This elegant astrolabe was made by two of the leading instrument-makers of Safavid Iran in the mid-seventeenth century: Muhammad Husayn al-Yazdi ibn Muhammad Baqir (the maker) and Muhammad Mahdi al-Yazdi ibn Muhamad Amir (the decorator).
The names of the makers of this fine astrolabe are recorded on the reverse of the mater: "made by (sana'ahu) ibn Muhammad Baqir, Muhammed Husayn al-Yazdi ", it also bears a date in abjad numerals (Gh-N-Z) which corresponds to 1057 hijri. Below there is a cartouche with the statement that the piece was "decorated by (naqqashahu) ibn Muhamad Amir, Muhammed Mahdi al-Yazdi."
Both these men are well-known members of the prolific school of instrument-making that flourished in seventeenth-century Isfahan and worked together. Their names are also recorded in an astrolabe made for Imam Mirza Razi al-Din Muhammad Husayni al-Mawsawi, sold in these rooms, 31 March 2021, lot 67.
Muhammad Husayn made one of three surviving world-maps engraved on circular brass plates that caught the attention of the scholarly world some twenty years ago. The maker's father, Muhammad Baqir al-Yazdi, was the leading mathematician of Safavid Iran who wrote many major treatises on astronomy and science and taught a number of the most prolific instrument makers of the Safavid period (see D.A. King, World-maps for finding the direction and distance to Mecca, Innovation and Tradition in Islamic Science, Leiden, 1999, p.131).
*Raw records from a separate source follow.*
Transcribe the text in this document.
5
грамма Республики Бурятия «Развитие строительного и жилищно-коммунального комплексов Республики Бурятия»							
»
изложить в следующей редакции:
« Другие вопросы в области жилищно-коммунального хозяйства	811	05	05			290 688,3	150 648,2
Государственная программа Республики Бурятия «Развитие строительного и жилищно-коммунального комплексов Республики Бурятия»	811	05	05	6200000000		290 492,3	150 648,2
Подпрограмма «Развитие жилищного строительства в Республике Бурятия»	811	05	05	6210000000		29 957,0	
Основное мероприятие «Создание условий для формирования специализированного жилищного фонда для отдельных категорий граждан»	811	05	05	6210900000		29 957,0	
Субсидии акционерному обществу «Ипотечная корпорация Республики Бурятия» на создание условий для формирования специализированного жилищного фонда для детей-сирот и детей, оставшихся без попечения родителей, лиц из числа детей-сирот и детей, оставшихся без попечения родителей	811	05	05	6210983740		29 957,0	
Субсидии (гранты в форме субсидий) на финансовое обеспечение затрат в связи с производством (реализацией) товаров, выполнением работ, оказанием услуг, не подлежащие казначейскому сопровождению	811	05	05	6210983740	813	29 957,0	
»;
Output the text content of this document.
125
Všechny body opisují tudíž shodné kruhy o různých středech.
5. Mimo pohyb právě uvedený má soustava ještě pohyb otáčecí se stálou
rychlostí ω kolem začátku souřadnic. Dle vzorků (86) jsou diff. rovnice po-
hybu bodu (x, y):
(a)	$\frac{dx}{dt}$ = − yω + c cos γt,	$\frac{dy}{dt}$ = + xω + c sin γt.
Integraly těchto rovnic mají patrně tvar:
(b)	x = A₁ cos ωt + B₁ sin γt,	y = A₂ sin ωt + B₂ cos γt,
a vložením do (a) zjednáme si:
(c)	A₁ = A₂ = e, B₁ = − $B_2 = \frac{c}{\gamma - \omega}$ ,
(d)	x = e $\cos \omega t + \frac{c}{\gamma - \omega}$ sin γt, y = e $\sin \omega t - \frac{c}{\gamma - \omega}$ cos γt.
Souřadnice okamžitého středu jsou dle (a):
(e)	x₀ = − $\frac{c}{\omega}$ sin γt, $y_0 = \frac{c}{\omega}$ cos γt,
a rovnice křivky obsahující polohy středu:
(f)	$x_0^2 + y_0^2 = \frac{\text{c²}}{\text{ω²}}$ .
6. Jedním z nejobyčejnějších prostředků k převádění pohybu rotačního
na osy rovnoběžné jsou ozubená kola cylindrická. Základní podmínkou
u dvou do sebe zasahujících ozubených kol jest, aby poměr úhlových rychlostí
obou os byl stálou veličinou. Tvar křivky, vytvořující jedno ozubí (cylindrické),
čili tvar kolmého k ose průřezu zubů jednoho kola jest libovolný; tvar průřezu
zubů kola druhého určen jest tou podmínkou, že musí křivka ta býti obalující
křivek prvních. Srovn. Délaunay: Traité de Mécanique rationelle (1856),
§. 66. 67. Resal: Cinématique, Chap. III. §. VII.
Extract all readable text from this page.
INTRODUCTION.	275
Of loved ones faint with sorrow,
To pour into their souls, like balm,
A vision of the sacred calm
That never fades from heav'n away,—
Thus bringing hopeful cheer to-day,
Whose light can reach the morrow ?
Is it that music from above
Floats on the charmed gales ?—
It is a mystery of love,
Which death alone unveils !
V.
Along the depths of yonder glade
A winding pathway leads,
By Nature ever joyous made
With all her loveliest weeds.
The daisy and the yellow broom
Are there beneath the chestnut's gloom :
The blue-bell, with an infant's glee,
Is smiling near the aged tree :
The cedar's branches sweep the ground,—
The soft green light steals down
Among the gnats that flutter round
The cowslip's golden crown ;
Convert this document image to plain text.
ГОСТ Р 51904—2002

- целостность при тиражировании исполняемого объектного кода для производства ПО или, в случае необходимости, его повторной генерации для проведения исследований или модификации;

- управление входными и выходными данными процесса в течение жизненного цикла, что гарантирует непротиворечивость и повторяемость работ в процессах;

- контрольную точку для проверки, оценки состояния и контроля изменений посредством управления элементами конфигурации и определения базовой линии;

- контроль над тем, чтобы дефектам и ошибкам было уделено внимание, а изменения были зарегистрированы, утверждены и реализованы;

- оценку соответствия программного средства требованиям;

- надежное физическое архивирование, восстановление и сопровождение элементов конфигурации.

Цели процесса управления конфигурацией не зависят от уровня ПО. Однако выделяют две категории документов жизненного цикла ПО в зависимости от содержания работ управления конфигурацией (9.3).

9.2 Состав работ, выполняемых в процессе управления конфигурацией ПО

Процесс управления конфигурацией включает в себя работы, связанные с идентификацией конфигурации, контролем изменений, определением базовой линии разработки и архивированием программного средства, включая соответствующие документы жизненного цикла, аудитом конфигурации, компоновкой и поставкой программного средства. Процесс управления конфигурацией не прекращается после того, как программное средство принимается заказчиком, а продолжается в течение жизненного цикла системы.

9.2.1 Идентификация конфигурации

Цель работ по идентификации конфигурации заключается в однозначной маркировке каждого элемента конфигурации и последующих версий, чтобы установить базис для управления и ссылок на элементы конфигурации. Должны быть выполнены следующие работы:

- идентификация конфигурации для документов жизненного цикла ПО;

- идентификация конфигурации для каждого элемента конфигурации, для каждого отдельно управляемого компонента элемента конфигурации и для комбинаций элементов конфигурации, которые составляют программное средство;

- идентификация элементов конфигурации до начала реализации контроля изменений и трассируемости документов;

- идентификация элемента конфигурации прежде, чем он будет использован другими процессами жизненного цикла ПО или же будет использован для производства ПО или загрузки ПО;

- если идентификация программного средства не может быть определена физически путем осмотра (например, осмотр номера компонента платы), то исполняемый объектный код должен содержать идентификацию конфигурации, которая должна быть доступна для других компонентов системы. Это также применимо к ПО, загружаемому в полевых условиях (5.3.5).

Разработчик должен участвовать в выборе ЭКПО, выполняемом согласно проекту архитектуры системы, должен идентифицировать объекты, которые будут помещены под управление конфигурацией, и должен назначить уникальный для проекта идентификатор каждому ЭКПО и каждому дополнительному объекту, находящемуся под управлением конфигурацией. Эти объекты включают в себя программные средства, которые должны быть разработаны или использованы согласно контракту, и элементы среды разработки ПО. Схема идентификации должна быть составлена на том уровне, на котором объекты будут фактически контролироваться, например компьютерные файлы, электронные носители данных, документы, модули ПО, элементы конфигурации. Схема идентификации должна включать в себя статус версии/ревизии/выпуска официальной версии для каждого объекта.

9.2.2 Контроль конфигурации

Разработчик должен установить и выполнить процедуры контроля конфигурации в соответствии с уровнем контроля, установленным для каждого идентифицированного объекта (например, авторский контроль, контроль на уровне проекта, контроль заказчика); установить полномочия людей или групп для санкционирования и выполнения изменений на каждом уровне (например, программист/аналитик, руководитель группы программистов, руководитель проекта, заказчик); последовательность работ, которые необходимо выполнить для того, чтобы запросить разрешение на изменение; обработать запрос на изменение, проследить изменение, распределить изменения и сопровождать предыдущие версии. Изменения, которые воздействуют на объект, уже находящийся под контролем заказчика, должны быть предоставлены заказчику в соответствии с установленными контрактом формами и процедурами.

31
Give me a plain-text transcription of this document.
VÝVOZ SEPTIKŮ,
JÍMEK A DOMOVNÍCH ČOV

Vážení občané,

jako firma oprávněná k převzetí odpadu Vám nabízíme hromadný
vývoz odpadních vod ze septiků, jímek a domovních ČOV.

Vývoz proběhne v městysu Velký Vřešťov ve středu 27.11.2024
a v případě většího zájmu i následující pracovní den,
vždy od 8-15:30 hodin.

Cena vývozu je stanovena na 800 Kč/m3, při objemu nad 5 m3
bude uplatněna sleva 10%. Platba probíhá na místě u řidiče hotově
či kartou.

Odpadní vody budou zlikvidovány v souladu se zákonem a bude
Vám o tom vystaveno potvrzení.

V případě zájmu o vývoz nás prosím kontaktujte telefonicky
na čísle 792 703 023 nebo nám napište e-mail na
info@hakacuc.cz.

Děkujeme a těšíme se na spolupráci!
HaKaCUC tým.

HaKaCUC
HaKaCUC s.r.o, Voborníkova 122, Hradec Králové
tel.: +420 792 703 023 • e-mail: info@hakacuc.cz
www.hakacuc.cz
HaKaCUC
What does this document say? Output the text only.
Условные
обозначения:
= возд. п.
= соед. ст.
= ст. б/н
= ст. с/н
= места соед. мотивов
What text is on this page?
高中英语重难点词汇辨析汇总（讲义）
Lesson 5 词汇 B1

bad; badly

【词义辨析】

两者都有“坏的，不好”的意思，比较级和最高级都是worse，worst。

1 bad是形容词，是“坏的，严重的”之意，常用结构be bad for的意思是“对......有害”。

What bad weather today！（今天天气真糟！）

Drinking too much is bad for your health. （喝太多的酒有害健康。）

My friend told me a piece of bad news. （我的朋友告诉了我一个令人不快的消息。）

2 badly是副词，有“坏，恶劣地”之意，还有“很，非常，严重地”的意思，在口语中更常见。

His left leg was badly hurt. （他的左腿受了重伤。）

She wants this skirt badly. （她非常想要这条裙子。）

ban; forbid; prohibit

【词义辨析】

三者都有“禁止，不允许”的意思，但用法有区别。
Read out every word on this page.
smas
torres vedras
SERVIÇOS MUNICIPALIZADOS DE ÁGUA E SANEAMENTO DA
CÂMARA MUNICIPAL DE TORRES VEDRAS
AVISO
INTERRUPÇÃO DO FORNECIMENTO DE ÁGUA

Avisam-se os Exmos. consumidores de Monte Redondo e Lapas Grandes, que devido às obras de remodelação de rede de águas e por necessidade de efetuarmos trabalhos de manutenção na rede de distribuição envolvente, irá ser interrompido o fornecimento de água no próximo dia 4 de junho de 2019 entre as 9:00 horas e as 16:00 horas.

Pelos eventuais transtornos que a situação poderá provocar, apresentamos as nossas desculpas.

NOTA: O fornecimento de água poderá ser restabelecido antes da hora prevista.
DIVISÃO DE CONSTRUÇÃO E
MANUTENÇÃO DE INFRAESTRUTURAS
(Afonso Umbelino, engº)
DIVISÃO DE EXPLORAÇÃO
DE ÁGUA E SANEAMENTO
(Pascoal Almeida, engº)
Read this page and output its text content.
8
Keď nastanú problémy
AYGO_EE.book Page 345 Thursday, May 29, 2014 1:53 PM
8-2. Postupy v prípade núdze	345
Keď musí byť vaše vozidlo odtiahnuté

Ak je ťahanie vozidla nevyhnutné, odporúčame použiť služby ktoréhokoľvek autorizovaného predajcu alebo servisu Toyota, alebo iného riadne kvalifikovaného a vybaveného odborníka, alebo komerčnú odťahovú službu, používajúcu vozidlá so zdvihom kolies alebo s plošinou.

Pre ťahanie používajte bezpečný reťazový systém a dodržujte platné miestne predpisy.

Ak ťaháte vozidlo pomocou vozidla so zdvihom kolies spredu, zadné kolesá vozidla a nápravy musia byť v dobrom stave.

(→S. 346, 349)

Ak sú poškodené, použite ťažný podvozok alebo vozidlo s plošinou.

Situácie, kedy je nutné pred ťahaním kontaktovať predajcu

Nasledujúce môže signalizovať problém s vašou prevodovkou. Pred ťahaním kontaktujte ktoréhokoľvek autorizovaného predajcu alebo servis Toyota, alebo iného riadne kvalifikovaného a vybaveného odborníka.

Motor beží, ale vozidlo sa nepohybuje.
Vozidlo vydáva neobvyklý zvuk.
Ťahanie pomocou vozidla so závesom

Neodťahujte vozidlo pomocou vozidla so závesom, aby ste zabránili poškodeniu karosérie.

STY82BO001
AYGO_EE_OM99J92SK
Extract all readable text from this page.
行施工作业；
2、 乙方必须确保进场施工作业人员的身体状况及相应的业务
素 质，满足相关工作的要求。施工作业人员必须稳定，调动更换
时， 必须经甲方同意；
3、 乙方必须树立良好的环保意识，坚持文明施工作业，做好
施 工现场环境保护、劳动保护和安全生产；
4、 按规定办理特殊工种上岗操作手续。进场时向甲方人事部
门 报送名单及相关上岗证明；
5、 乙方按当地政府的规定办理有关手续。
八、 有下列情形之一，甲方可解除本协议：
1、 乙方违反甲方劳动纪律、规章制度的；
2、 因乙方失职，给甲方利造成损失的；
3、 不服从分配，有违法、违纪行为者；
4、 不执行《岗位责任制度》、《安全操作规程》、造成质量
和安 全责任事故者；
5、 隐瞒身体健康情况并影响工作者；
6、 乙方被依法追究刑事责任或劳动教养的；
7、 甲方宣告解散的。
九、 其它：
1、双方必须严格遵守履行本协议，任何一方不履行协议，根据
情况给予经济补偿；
For more on Muhammad Husayn see ibid, pp.255-6. For more information on the decorator, Muhammad Mahdi al-Yazdi, see L.A. Mayer, Islamic Astrolabists and their Works, Geneva, 1956, pp.70-71).
An astrolabe by Muhammad Husayn Baqir al-Yazdi, dated 1057 AH/1647-48 AD, was sold in these rooms, 24 October 2007, lot 188. An astrolabe signed by Muhammad Mahdi al-Yazdi, dated 1060 AH/1650-51 AD, is in the Nasser D. Khalili Collection of Islamic Art, inv. no.SCI161 (F. Maddison and E. Savage-Smith, Science, Tools & Magic, London, 1997, pp.250-1, no.144). A further comparable astrolabe by Muhammad Mehdi al-Yazdi is in the Museum of History of Science in Oxford (inv. no.46886), and another was sold in these rooms, 6 October 2010, lot 150.